Tartışılan bir mevzu var, o da şu ki; internet ya da dijital teknoloji basılı gazeteyi, kitabı, dergiyi öldürür mü? "Belki öldürmez ama süründürür" diyenler de mevcut. Bu, "Sinema tiyatroyu öldürür mü?" geyiğine benziyor. Açıkçası gazetelerin internet versiyonlarını pek sevemedim. Pratik olduğuna şüphe yok; elleri boyamıyor, yer kaplamıyor, vapurda filan yanda oturanın burnuna sokmadan da okunabiliyor; e pek güzel. Ama sürekli bir videoya bakın uyarısı, banner'lar, pop up'lar, yanıp sönen bir şeyler, fotoğrafa tıklayın'lar... Cancanlı, kımıl kımıl. Dikkati sürekli dağıtan bir şeyler...
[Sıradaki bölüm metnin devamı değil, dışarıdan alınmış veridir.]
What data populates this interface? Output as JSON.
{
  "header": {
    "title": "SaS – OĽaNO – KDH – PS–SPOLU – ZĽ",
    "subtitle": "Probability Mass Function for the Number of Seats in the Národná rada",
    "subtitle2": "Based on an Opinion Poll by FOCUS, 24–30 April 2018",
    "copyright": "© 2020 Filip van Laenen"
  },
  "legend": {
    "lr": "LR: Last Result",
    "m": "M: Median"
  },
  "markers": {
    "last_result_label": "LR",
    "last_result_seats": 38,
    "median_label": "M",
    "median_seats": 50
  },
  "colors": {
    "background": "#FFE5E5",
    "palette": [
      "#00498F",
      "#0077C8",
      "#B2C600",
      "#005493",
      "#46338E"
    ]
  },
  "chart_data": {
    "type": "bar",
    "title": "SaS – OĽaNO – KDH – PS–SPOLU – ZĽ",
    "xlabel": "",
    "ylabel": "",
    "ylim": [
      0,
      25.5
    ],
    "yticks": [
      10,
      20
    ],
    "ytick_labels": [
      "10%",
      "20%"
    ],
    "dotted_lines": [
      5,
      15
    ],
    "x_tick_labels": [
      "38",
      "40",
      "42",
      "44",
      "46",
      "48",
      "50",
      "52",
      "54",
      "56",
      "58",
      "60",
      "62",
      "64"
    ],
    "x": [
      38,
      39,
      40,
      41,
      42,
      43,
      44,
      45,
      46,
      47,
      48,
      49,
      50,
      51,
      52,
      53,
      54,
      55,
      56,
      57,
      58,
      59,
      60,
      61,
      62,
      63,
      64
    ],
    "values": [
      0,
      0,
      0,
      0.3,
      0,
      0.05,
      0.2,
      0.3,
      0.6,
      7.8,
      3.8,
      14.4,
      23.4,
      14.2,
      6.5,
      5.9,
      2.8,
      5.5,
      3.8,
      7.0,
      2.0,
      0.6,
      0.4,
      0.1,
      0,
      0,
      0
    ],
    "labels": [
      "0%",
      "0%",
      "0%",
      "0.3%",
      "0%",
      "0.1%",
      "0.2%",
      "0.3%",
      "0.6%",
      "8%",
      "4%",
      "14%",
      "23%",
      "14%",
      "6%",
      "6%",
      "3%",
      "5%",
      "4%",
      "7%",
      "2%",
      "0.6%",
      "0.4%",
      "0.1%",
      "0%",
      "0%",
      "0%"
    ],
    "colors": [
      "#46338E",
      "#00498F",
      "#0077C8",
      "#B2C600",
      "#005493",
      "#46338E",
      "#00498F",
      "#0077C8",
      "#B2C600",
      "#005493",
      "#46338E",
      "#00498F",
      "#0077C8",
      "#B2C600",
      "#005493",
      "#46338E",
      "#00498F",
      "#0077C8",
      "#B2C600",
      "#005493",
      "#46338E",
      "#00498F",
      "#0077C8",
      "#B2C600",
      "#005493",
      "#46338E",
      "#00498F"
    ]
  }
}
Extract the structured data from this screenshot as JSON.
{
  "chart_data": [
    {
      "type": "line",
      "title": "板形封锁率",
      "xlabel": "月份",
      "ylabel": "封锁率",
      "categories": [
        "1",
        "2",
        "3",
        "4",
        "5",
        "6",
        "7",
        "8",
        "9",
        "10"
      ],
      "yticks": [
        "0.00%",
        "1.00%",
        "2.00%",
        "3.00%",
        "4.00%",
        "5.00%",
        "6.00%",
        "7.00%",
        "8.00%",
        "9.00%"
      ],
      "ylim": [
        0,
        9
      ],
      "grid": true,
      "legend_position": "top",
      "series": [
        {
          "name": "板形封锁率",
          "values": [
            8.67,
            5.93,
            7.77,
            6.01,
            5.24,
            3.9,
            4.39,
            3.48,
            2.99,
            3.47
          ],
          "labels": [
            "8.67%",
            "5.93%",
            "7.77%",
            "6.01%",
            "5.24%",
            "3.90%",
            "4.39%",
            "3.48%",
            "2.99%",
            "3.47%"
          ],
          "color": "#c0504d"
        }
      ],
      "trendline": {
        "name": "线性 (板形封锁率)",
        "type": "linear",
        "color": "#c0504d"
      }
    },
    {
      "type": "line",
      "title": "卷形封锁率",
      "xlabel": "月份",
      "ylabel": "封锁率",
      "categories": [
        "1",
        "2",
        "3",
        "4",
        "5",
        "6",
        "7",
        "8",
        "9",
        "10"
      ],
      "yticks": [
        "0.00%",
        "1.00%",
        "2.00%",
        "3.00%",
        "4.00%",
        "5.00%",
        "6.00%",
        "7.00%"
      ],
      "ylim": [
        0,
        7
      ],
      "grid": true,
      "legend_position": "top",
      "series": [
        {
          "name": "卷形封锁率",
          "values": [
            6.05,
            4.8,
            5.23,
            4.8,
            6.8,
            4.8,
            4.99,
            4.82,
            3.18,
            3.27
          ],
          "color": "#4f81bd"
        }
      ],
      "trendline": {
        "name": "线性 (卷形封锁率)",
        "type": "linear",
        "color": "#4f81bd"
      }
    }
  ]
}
Tutucu değilim, bak magazine pek sevdiğim bir dergidir misal. Sayfa çevirme efekti bile var. Aynı zamanda altkitap da sevdiğim sitelerdendir. Online yayınevi. İndir kitabı, oku; mis. Ücret ödeme. Üstelik korsan da değil, 10 yıllık bir oluşum. Kuruluş hikayesi burada. Sevdiğim yazarlardan Ayfer Tunç'un işleri ise şurada. Roman, deneme, anlatı, ne ararsanız...

Evet, evde, kanepede, yatakta, vapurda, trende, serviste, otobüste... kitap okumayı; kitabın sayfalarını çevirmeyi, elimde kağıdını hissetmeyi severim. Haftasonları bir sürü gazete alıp içlerinden matruşka misali çıkan ekleri karıştırmayı da. Selülozun kokusu başka.



Bilemiyorum, belki de alışırım bir gün bu elektronik kitaplara, dergilere... Ağaç kesilmeden okunan, ertesi gün çöp olmayan şeylere... Ama ya alışkanlıklar?